• чехлы на телефоны
  • интернет-магазин комплектующие для пк
  • купить телевизор Одесса
  • реклама на сайте rest.kyiv.ua

Через кладку Страница 30

Кобылянская Ольга Юлиановна

Читать онлайн «Через кладку» | Автор «Кобылянская Ольга Юлиановна»

Сняла за часок ловкими руками чай и, наконец, при помощи Христины, которая на этот раз действительно оказалась ни на что другое неспособна, пододвинула ко мне столик и налила мне чаю. Сделав всё это бесшумно и ловко, она схватила шляпу и зонтик и начала прощаться.

Я удержала её.

«Как же так, пані, я одна должна пить чай, который вы приготовили? — спросила я. — Я вас не отпущу».

«Благодарю», — ответила она, извиняясь, что её ждала пани Миллер с ужином и чаем, которой (как я сама слышала) обещала прийти самое позднее через полчаса.

«Да у меня вот в коробке отличные свежие пирожные.
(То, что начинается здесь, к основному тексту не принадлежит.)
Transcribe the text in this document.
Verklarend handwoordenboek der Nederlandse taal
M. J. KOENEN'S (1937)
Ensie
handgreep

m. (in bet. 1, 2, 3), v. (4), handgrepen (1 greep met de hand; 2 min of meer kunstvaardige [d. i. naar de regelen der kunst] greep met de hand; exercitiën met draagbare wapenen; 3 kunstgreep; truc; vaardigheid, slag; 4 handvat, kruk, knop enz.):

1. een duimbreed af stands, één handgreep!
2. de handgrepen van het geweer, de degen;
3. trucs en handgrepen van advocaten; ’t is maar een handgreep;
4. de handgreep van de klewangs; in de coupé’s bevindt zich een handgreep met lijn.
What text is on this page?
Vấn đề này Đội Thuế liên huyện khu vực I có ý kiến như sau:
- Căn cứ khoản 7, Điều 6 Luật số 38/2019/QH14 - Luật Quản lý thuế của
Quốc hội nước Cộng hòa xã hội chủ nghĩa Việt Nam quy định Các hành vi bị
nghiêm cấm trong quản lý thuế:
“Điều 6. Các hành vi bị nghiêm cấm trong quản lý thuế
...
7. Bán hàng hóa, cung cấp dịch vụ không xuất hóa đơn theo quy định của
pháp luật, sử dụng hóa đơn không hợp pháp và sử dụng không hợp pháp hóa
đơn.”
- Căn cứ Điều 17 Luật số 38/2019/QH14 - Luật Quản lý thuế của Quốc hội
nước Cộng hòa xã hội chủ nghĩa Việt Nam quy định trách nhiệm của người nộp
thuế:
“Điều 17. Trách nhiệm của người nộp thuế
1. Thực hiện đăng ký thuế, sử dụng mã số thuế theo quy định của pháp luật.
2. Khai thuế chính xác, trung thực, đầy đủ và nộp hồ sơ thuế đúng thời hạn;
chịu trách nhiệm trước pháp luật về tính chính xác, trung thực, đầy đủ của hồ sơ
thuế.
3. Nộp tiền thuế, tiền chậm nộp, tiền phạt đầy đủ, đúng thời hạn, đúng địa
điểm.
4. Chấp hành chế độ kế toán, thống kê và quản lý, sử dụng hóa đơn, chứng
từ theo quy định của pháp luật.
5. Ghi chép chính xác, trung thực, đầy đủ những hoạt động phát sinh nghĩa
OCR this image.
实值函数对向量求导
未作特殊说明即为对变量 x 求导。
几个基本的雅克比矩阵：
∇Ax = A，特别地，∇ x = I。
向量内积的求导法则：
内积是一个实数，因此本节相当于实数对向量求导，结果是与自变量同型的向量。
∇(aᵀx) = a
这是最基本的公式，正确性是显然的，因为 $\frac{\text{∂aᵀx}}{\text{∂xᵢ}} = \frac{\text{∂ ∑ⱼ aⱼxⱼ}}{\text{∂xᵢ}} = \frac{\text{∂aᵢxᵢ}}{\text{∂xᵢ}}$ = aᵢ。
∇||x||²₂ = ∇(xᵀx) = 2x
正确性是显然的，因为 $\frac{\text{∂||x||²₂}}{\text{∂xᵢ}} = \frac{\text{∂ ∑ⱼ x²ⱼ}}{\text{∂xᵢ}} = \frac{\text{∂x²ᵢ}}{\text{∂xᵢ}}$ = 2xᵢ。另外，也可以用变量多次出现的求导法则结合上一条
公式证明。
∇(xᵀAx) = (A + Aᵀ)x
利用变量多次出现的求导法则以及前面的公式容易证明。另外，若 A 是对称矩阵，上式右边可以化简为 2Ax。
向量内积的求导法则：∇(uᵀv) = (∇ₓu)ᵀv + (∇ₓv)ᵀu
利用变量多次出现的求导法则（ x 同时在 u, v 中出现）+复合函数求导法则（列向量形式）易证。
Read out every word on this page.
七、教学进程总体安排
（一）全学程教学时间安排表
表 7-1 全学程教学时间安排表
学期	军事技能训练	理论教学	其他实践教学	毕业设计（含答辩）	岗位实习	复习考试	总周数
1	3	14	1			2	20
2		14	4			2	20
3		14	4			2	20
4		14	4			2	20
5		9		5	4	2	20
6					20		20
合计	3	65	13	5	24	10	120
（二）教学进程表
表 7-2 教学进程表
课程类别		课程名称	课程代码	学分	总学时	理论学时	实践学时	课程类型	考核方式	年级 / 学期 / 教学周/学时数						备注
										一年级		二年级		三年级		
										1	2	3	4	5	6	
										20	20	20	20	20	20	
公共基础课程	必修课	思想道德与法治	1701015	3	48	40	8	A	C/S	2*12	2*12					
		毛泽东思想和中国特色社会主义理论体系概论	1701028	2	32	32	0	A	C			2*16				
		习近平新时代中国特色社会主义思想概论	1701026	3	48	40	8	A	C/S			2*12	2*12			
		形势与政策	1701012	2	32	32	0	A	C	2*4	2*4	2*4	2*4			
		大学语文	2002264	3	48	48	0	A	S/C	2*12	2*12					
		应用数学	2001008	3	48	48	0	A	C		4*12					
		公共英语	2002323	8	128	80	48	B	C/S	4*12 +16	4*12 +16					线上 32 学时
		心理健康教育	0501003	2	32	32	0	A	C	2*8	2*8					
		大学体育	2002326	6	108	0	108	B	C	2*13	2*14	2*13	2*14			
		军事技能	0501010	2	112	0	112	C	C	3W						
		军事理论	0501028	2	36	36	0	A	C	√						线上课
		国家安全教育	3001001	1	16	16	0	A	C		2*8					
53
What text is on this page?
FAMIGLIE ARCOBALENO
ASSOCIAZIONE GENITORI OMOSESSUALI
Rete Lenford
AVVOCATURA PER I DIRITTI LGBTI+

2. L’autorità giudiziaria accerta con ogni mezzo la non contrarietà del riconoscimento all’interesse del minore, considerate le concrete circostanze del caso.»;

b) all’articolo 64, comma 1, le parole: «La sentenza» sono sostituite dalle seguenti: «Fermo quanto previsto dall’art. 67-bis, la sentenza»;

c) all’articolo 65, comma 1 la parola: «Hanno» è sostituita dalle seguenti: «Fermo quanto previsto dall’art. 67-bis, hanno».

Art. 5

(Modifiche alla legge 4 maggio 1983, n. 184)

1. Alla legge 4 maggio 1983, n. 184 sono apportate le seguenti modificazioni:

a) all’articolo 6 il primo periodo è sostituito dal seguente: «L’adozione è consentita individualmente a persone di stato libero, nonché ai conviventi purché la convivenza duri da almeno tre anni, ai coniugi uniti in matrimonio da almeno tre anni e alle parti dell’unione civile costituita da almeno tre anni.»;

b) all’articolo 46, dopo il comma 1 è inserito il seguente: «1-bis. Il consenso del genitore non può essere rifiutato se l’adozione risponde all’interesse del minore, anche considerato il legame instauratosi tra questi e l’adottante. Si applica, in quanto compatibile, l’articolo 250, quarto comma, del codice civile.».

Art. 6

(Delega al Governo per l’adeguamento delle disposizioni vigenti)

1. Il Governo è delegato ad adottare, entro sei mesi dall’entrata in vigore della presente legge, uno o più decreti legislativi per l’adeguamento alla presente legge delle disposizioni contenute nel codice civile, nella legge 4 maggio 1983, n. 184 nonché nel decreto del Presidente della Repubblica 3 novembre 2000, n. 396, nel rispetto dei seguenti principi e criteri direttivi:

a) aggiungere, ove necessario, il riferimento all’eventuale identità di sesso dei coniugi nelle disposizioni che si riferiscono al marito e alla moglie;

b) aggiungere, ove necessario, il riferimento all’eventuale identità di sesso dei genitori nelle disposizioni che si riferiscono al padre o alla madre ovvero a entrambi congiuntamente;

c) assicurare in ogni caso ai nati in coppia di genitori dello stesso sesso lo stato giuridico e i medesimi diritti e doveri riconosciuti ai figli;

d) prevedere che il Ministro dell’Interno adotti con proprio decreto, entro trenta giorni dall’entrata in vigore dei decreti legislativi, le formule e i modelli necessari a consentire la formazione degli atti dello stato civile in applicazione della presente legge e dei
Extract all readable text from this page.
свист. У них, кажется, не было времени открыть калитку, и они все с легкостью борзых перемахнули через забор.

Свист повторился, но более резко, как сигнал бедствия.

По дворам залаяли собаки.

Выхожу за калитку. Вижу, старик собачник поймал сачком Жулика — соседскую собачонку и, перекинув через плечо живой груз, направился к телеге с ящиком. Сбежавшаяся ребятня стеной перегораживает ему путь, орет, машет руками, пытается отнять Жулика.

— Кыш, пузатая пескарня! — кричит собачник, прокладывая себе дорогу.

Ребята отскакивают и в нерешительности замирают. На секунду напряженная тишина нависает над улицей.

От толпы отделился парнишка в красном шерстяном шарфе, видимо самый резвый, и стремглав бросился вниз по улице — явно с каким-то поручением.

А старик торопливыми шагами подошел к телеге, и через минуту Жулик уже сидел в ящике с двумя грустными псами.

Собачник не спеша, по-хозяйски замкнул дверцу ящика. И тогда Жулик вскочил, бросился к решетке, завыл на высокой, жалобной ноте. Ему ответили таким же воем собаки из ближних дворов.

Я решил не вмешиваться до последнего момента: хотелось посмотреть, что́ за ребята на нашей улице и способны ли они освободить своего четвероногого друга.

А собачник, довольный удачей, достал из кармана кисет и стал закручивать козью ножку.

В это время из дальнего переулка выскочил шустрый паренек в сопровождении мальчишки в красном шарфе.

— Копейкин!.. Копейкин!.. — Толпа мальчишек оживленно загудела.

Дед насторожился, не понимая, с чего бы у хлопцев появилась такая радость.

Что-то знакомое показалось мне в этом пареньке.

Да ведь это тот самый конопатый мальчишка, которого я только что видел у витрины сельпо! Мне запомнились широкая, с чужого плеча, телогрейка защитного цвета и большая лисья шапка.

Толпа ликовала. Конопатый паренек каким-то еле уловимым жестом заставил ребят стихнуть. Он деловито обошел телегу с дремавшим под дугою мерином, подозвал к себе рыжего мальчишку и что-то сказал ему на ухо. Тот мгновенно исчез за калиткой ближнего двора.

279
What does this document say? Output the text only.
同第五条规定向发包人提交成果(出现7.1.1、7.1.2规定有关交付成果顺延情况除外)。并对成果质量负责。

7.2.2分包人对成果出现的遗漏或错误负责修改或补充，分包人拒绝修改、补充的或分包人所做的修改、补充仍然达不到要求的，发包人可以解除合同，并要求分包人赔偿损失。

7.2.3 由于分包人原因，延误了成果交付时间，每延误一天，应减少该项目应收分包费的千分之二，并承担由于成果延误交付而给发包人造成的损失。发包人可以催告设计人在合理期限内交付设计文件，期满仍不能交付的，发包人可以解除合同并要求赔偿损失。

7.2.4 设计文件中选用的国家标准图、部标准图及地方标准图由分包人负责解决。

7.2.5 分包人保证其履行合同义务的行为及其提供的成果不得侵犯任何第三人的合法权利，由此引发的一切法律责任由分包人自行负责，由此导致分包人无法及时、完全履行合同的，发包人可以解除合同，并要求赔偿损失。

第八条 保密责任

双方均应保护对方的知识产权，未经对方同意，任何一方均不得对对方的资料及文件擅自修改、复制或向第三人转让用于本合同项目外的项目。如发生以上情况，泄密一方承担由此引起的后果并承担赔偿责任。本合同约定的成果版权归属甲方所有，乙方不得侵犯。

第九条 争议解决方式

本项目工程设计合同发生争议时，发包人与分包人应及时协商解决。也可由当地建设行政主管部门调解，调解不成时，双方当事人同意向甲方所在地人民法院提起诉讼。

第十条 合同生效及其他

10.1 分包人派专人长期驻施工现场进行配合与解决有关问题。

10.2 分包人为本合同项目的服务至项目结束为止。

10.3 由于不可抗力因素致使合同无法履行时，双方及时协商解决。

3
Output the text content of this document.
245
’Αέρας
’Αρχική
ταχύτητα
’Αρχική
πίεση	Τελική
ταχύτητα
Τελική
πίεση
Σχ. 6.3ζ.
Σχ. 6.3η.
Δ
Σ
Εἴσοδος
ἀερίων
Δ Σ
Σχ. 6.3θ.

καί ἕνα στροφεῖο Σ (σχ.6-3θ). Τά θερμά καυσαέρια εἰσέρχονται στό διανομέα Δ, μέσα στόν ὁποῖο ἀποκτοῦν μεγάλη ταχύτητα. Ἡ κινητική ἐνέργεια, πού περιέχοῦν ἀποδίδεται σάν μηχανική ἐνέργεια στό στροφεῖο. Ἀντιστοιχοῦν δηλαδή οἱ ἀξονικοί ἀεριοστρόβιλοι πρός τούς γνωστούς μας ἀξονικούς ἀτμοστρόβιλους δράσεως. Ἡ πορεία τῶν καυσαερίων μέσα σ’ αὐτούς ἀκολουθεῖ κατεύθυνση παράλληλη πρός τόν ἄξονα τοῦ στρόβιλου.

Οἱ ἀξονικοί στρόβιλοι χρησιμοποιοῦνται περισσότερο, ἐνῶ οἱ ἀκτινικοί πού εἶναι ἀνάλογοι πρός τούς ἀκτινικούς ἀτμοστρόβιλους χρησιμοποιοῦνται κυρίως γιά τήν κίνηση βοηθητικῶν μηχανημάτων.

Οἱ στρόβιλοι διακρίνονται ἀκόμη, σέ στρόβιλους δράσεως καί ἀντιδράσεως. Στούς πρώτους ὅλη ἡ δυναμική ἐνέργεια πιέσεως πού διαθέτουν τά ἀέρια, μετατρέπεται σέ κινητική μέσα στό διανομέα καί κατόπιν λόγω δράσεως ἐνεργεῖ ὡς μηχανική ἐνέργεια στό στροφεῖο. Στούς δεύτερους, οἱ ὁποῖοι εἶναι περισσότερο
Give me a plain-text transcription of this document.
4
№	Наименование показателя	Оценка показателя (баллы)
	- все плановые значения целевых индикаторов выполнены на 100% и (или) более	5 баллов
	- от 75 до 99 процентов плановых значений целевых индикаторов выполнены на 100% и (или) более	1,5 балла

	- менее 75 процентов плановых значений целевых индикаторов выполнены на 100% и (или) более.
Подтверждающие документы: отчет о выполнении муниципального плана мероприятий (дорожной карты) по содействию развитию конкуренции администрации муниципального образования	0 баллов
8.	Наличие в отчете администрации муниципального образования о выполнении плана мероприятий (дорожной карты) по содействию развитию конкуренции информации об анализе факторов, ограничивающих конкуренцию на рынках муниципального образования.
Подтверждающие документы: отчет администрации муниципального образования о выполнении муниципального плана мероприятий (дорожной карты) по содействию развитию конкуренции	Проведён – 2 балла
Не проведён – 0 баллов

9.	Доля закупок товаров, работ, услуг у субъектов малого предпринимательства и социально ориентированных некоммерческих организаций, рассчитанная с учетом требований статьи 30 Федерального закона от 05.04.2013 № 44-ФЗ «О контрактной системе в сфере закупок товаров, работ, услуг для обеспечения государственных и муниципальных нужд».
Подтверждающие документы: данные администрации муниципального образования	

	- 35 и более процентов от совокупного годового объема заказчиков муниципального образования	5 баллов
Пані (выбери-ка кое-что и подай на стол, — обратилась я к старой служанке), останьтесь, будьте моей первой милой гостьей!»

Но она отказалась.

«Значит, остаюсь одна в этих четырёх стенах», — упрекнула я её, видя, как она будто бы борется с собой. Но в эту минуту Христина невольно выручила нас обеих из неловкости. Увидев, что гостья вовсе не намерена оставаться, она сказала:

«Если панночка никак не может остаться, то я вот что скажу, потешу. Имость [50] не будут уж так одиноки, как думают; вот тут… — и показала на стену, где висела большая ваша фотография, — повесила пані, пока отъехала, портрет из салона своего сына. Он смотрит на маменьку своими глазами и приветствует её. Кроме того, если пані прикажут, присяду-ка я там на стуле и буду рассказывать что-нибудь, чтобы пані не скучали».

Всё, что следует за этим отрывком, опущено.